Hegemony, Lead your Class to Victory

Un prix décerné pour les jeux Expert par des Experts

Hegemony, Lead your Class to Victory

C’est rare quand un jeu dont j’espérais beaucoup, anticipais son arrivée, finisse par me donner satisfaction une fois enfin en jeu. Souvent, c’est moins bien, pas adapté, avec un matériel de faible qualité, qui fait que la déception est d’autant plus grande. Du coup, mes plus beaux coup de cœur sont presque tout le temps ceux que je n’attendais pas, la bonne surprise. Mais parfois, un jeu est tellement tout ce que j’espérais, qu’y jouer et rejouer ne fait que donner du plaisir. C’est le cas cette fois. 😊

Hegemony, Lead your class to victory est un jeu de Vangelis Bagiartakis (dont le jeu le plus connu est sans doute Kitchen Rush) et de Varnavas Timotheou, un économiste de premier ordre. Ils l’ont auto-édité via KS avec Hegemonic Project Games, mais c’est Don’t Panic Games qui en assurera la VF. Jakub Skop est aux illustrations pour son 3ième jeu (Tawantinsuyu et Nanty Narking).

Hegemony, c’est la lutte des classes. Capitaliste vs Ouvrière vs Classe moyenne vs l’Etat. Je vous les mets dans cet ordre spécifique, car (si vous ne jouez pas avec l’automa) ces classes sont celles utilisées selon le nombre de joueurs, l’Etat n’étant donc présent (avec tous ses pouvoirs) que lors d’une partie 4 joueurs. Il y a des morceaux de l’Etat en étant moins, car on a besoin du trésor public ou des entreprises publiques, mais c’est loin de tout ce qu’offre ce « clan ».

Je ne me vois pas ici vous expliquer dans le menu les capacités de chacun, car, comme pour un Root, chaque classe a ses propres règles de jeu et moyens pour gagner. Du coup l’explication des règles, surtout aux premières parties, risque fort d’être très longues (plus d’une heure s’entend). Même avec l’expérience, il faudra 45 minutes en mode express en comptant sur le fait que les joueurs intègrent vos explications (via leur GRANDE aide de jeu) lorsque vous passerez à une autre faction.

Le plateau comporte des zones pour chaque joueur, qui interviennent à leur niveau.

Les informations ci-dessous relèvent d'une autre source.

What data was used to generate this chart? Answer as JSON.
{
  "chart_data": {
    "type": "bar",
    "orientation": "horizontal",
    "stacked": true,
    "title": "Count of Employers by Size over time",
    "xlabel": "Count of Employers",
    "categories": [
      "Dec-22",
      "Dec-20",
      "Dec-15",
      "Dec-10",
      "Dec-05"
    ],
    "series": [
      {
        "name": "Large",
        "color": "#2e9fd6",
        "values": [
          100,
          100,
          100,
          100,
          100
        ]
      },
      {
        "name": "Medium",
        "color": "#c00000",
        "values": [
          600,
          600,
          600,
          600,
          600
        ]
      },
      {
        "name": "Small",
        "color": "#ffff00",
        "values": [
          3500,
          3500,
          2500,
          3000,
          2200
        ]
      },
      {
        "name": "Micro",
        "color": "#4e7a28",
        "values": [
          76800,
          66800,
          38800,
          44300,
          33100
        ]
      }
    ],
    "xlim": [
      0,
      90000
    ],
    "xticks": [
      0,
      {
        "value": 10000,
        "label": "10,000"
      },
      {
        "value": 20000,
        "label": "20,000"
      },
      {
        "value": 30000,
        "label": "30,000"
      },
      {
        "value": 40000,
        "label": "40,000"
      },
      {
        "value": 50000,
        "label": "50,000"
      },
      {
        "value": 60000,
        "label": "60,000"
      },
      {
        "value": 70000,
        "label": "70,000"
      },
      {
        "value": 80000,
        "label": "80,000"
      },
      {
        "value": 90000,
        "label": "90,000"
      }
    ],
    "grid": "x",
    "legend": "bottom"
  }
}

Mais une chose est commune à tous : les 7 lois politiques. Un tableau avec 7 lois allant de A à C servent à définir les règles actuelles appliquées. Les C sont favorables au Capitaliste (taxes faibles, peu d’entreprises publiques, haut commerce international). Les A sont pour la classe Ouvrière (Soin de santé et éducation gratuite, grande offre de service public) et le B pour la Moyenne. L’Etat ayant son propre agenda politique selon les alliances du gouvernement, il évolue entre tout ceci mais a malgré tout des besoins visant à ne pas trop favoriser tout ce qui videra inéluctablement ses caisses. Des votes ont lieu pour changer les lois, lors d’une manche ou en fin de celle-ci.

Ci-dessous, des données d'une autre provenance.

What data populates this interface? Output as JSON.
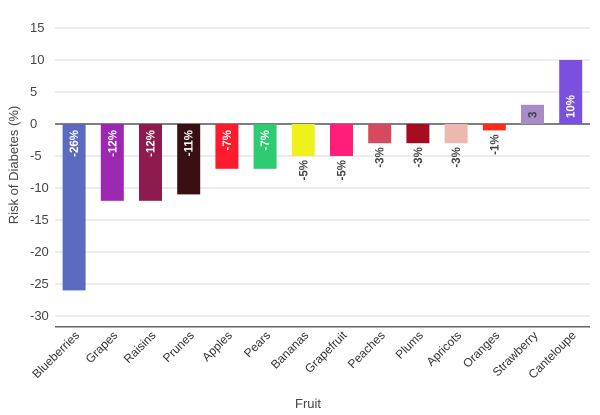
{
  "chart_data": {
    "type": "bar",
    "title": "",
    "xlabel": "Fruit",
    "ylabel": "Risk of Diabetes (%)",
    "ylim": [
      -32,
      16
    ],
    "yticks": [
      15,
      10,
      5,
      0,
      -5,
      -10,
      -15,
      -20,
      -25,
      -30
    ],
    "grid": true,
    "categories": [
      "Blueberries",
      "Grapes",
      "Raisins",
      "Prunes",
      "Apples",
      "Pears",
      "Bananas",
      "Grapefruit",
      "Peaches",
      "Plums",
      "Apricots",
      "Oranges",
      "Strawberry",
      "Canteloupe"
    ],
    "values": [
      -26,
      -12,
      -12,
      -11,
      -7,
      -7,
      -5,
      -5,
      -3,
      -3,
      -3,
      -1,
      3,
      10
    ],
    "data_labels": [
      "-26%",
      "-12%",
      "-12%",
      "-11%",
      "-7%",
      "-7%",
      "-5%",
      "-5%",
      "-3%",
      "-3%",
      "-3%",
      "-1%",
      "3",
      "10%"
    ],
    "colors": [
      "#5c6bc0",
      "#9c27b0",
      "#8e1b4e",
      "#3a0f14",
      "#ff1a2e",
      "#2ecc71",
      "#eef21a",
      "#ff1f7a",
      "#d64a60",
      "#a60b22",
      "#edb8b0",
      "#ff2a1a",
      "#a98bc7",
      "#7b4fe0"
    ]
  }
}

Le capitaliste dispose d’entreprises commerciales et a besoin de travailleurs (ouvrier / employé) pour qu’elle fonctionne (s’il ne construit pas des usines robotisées) et fournisse des biens qu’il revendra à l’international ou en local. Son but est d’accumuler de l’argent dans son capital (sa plus grosse source de PV), donc de limiter les taxes.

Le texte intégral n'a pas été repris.